Under the 2010 Dodd-Frank law, banks with $50 billion or more in assets are subject to stricter scrutiny by the central bank. Small and mid-sized banks say the metric is unfair to institutions that don’t engage in the high-risk activities of larger banks. Fed Gov. Daniel Tarullo recently suggested the threshold could be raised.

Frank’s statement carries weight because he authored the law, with former Sen. Chris Dodd (D-Conn.), and it shows that even staunch supporters of the financial regulatory overhaul know it has flaws.

Frank’s comments also come as Republicans are hungering to completely dismantle the 2010 financial reform law, a move Democrats oppose.

“We put it in there that banks got the extra supervision if they were $50 billion in assets,” Frank said in a radio interview with John Catsimatidis on Sunday. “That was a mistake. We should have made it much higher, $125 [billion] or more, and we should have indexed it.”

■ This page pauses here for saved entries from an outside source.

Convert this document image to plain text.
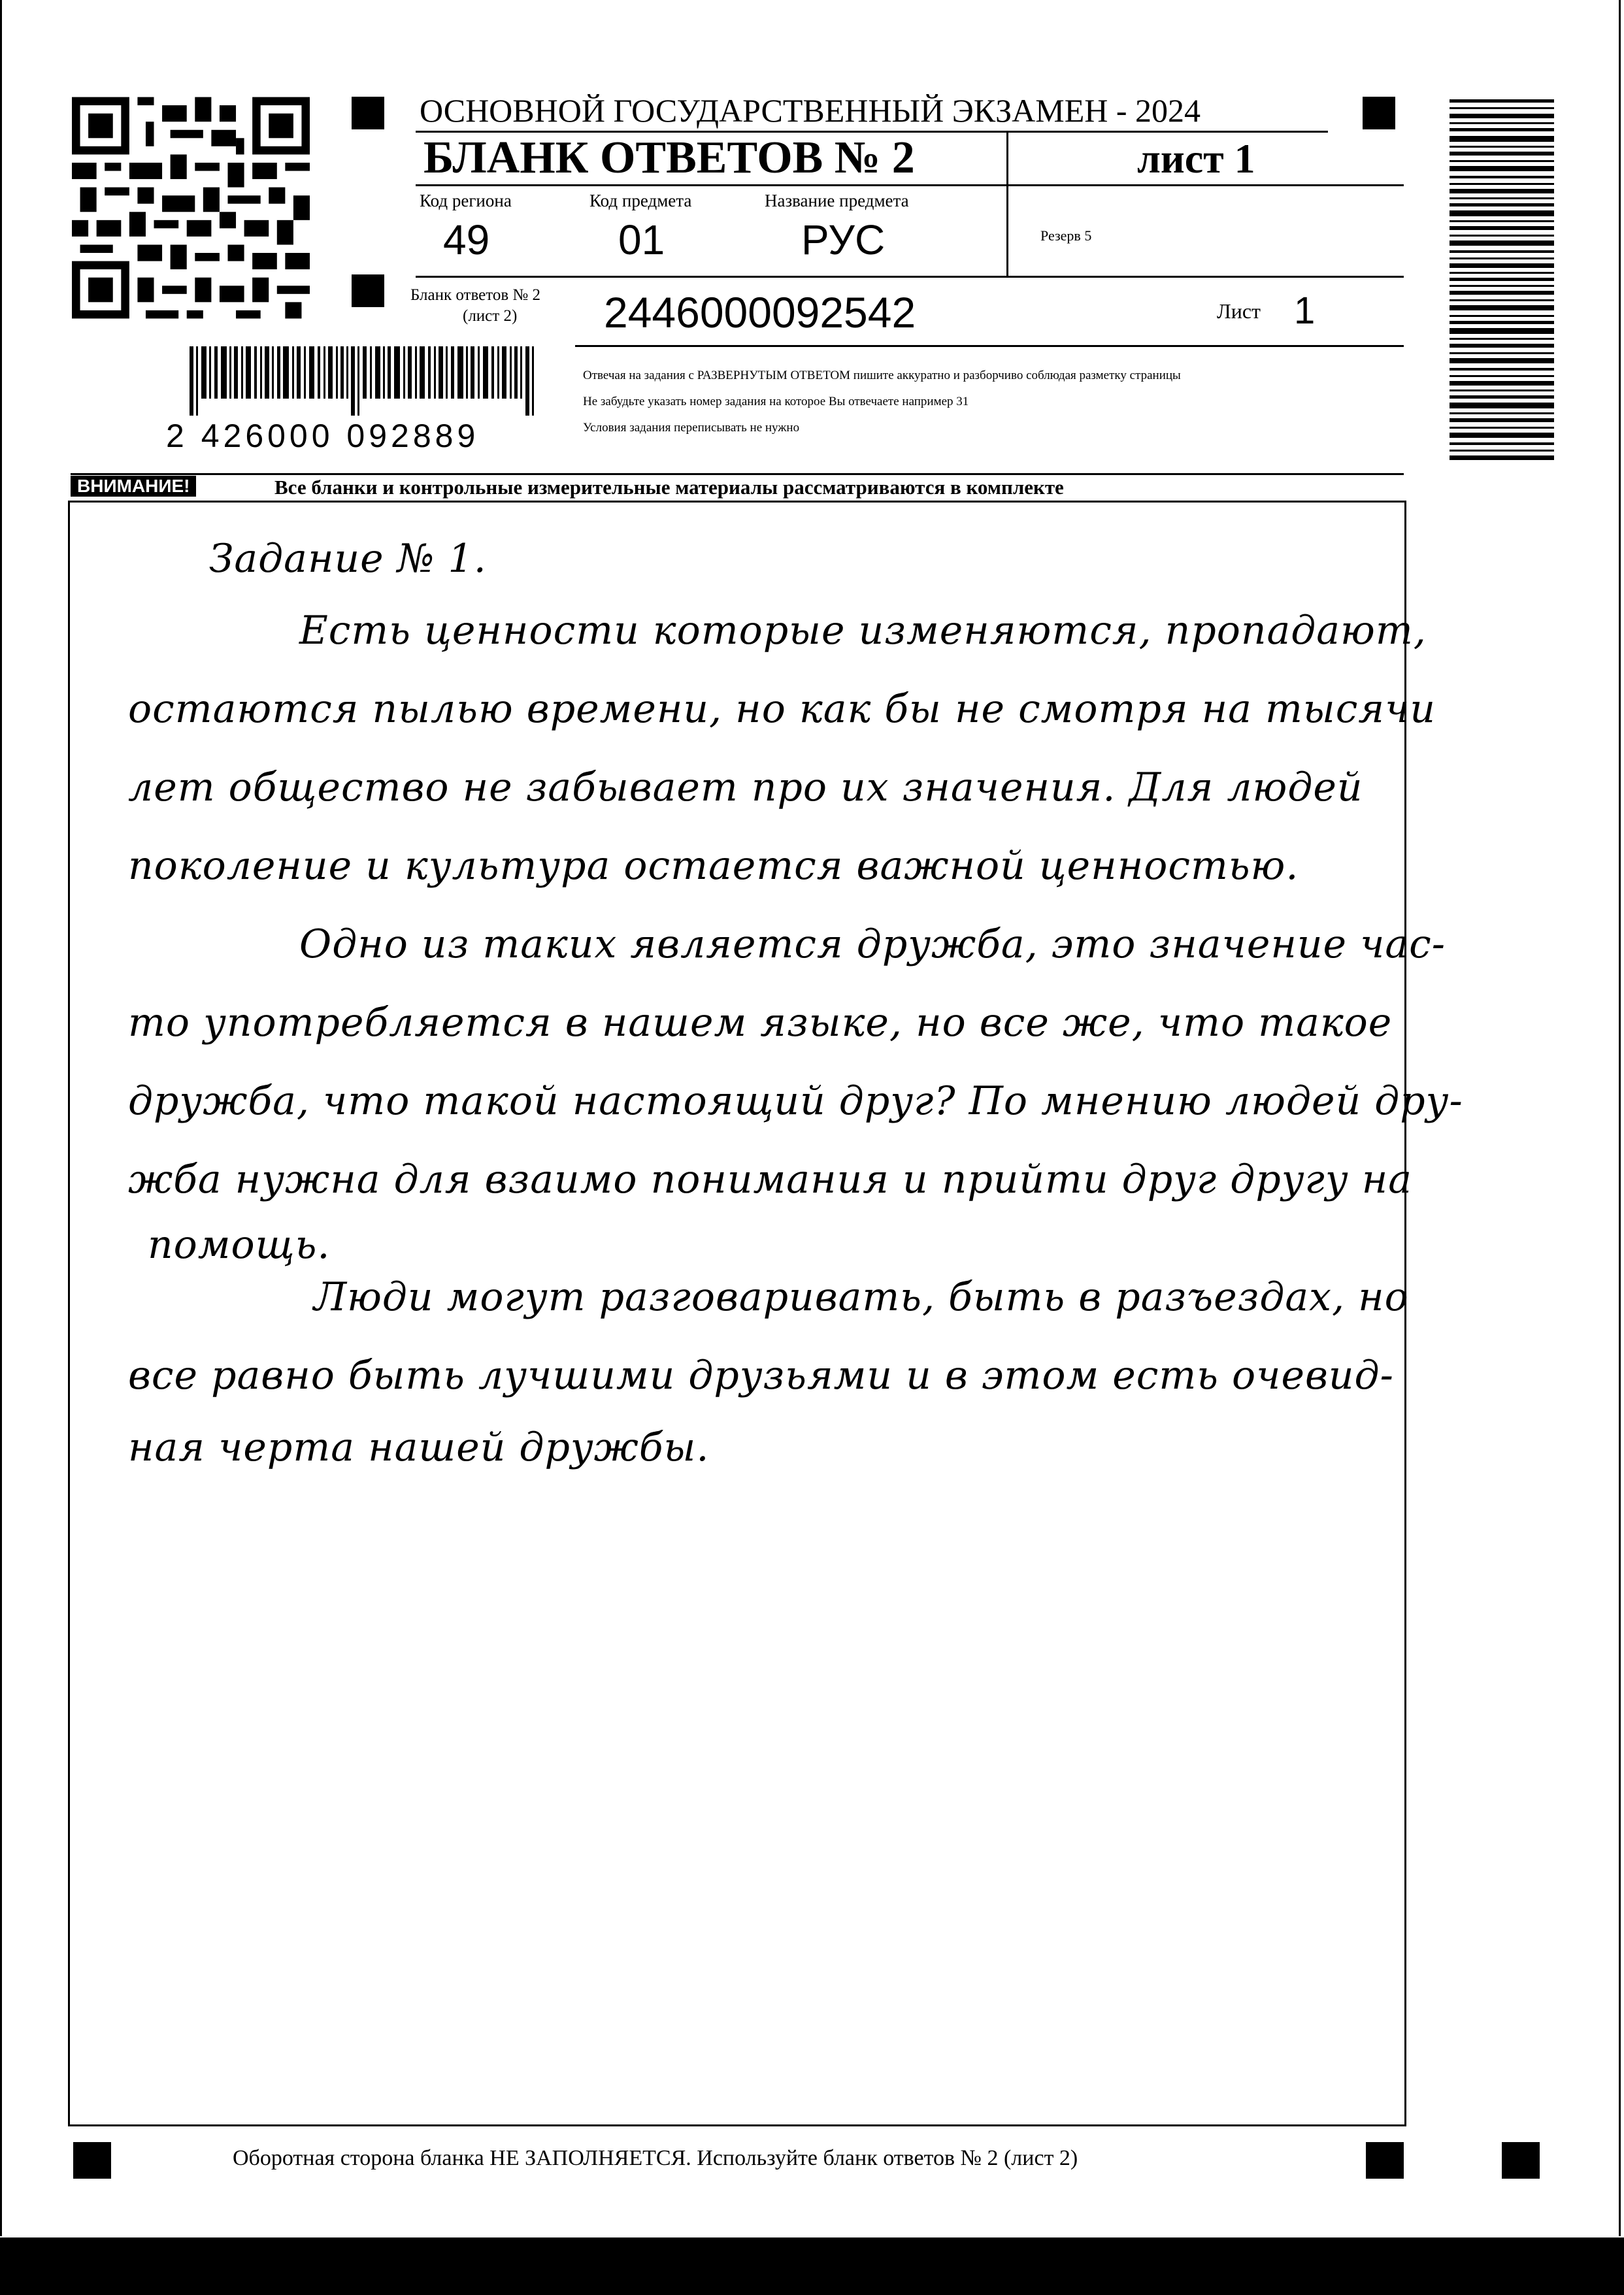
ОСНОВНОЙ ГОСУДАРСТВЕННЫЙ ЭКЗАМЕН - 2024
БЛАНК ОТВЕТОВ № 2	лист 1
Код региона
49
Код предмета
01
Название предмета
РУС	Резерв 5
Бланк ответов № 2
(лист 2) 2446000092542	Лист 1
Отвечая на задания с РАЗВЕРНУТЫМ ОТВЕТОМ пишите аккуратно и разборчиво соблюдая разметку страницы
Не забудьте указать номер задания на которое Вы отвечаете например 31
Условия задания переписывать не нужно
2 426000 092889
ВНИМАНИЕ!	Все бланки и контрольные измерительные материалы рассматриваются в комплекте
Задание № 1.
Есть ценности которые изменяются, пропадают,
остаются пылью времени, но как бы не смотря на тысячи
лет общество не забывает про их значения. Для людей
поколение и культура остается важной ценностью.
Одно из таких является дружба, это значение час-
то употребляется в нашем языке, но все же, что такое
дружба, что такой настоящий друг? По мнению людей дру-
жба нужна для взаимо понимания и прийти друг другу на
помощь.
Люди могут разговаривать, быть в разъездах, но
все равно быть лучшими друзьями и в этом есть очевид-
ная черта нашей дружбы.
Оборотная сторона бланка НЕ ЗАПОЛНЯЕТСЯ. Используйте бланк ответов № 2 (лист 2)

In reaction, the Regional Bank Coalition said a size-based metric is a misguided approach that misses key aspects of a bank’s profile. “Barney Frank’s focus on increasing the asset threshold alone, whether to $150 billion or more, reflects an outdated method to accurately determine risk for financial institutions,” spokesman Matt Well told Morning Consult. “Using an arbitrary asset threshold does not take into account a bank’s holistic profile, which should be examined in determining whether it is risky and should therefore be subject to heightened regulatory standards.”

A representative for community banks simply noted that the idea Frank floated is bipartisan and has been around for a while. “There is no magic in the $50 billion asset size for SIFI threshold,” Paul Merski, ICBA’s group executive vice president for congressional relations and strategy, told Morning Consult. “It was just a random number picked out of the air. ICBA believes it should be much higher and has been lobbying to make sure it is raised. There is bipartisan support to move to a higher threshold.”